Italy could soon become the first Western country to introduce a legislation that may benefit working women.

The Italian government is all set to introduce a bill, which would make it mandatory for workplaces to grant women employees paid leave for three days each month to grapple with menstrual pain.

Italy's lower house of parliament is currently debating on whether to implement the "menstrual leave" policy. If the draft law receives official approval, then women employees will be able to get these leaves, which would be helpful for those who experience painful periods.

Four women legislators from the ruling Democratic Party presented the proposal on March 13. According to the Roman newspaper Il Messaggero, the proposal could get approved in the coming months.

Do Such Policies Exist In Other Parts Of The World?

Currently, Japan, parts of China, and South Korea have such policies in place. Some companies like Nike also offer menstrual leave to employees. However, the debate over whether menstrual cycle falls under a labor and economic issue rages on.

Menstrual Leave Policy: Supporters vs. Critics

Women in Italy reportedly face greater complications in the workplace, when compared with women in any other country. Reportedly, only 61 percent of Italian women work.

One school of thought is that the proposed policy will be a beneficial move to help women employees, who experience cramps during their period.
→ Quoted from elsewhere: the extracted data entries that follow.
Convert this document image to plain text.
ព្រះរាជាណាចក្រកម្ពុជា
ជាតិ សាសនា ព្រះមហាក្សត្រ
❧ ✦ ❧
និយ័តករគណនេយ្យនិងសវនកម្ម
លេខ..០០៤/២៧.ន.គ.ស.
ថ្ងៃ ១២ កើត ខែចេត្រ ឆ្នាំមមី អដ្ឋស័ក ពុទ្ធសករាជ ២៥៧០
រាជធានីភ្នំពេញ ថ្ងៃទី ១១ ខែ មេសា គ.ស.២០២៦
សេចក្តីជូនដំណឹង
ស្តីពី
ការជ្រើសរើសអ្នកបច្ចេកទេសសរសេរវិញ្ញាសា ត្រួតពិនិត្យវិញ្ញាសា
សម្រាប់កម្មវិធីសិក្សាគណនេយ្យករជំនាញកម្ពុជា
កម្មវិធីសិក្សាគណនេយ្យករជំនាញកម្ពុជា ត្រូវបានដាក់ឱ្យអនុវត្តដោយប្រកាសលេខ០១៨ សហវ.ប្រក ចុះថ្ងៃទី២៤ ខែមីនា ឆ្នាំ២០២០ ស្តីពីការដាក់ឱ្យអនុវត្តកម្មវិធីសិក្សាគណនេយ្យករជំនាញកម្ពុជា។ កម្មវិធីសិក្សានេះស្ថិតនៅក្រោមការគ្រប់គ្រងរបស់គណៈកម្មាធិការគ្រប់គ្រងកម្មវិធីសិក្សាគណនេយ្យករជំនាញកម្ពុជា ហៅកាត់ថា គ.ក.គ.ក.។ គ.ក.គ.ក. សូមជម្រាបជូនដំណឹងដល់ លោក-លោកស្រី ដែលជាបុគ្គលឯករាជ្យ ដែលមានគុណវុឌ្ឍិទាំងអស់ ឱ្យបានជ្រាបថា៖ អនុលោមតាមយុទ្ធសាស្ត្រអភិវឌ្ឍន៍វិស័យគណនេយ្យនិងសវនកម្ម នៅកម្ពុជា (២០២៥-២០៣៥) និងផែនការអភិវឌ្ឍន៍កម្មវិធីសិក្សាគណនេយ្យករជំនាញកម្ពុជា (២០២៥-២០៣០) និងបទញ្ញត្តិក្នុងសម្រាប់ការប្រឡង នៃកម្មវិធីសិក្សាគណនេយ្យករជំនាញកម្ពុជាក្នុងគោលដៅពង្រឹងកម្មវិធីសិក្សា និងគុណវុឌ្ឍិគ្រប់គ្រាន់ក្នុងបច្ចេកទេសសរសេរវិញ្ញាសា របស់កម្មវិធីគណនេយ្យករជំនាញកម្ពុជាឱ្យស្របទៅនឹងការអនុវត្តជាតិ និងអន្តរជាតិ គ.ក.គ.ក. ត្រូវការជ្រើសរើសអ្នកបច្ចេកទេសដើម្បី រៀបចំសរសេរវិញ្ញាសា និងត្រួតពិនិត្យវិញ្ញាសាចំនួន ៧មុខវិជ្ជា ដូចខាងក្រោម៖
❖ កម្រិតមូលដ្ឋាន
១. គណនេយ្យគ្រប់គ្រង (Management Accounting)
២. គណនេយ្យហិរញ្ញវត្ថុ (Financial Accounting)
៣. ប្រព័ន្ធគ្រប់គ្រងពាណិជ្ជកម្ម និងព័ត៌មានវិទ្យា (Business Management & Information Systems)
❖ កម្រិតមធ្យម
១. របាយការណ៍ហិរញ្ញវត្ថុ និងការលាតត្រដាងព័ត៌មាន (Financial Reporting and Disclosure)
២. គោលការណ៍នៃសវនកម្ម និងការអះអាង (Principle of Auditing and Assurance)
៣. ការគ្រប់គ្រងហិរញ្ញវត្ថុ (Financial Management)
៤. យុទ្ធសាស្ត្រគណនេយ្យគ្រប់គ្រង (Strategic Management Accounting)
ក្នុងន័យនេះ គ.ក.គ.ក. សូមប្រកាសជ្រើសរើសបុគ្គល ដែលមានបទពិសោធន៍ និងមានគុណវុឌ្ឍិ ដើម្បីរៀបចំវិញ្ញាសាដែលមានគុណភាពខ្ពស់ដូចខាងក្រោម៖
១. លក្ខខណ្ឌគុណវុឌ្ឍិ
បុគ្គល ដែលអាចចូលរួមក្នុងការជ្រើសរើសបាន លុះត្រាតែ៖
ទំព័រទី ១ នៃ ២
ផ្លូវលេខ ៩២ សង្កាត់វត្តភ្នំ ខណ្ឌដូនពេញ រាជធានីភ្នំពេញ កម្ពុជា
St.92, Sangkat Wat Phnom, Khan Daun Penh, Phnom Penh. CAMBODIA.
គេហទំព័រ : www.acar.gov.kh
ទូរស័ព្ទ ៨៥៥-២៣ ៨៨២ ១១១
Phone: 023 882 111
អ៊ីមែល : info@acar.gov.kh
The policy is "a standard-bearer of progress and social sustainability" as asserted by the Italian version of magazine Marie Claire.

"Women are already taking days off because of menstrual pains, but the new law would allow them to do so without using sick leaves or other permits," said Daniela Piazzalunga, an economist at FBK-IRVAPP.

She also added that she cannot deny the fact that if the law is approved, it may have a negative effect as companies may decrease hiring women. It may also have an adverse effect on their career graphs as a whole.

The proposed law has also been met with its fair share of criticism from people across the country. Several people have criticized the law and are fearful that it may result in complications at the workplace. Some experts believe that if the law allows women to take extra paid days off, then employers may prefer to appoint men to increase productivity.

What Does Research Say?

A study conducted in 2009 suggested that "menstrual cycle increases female absenteeism." Moreover, such absenteeism is instrumental in widening the salary gap that exists between male and female employees. Another study in 2012, however, did not find any evidence that menstrual cycles led to "increased female absenteeism."

The proposed law, however, may bring an unwanted issue in its folds. Rather than reducing the myths about menstruation, it could possibly increase the taboos and may "end up reinforcing stereotypes about women being more emotional during their periods."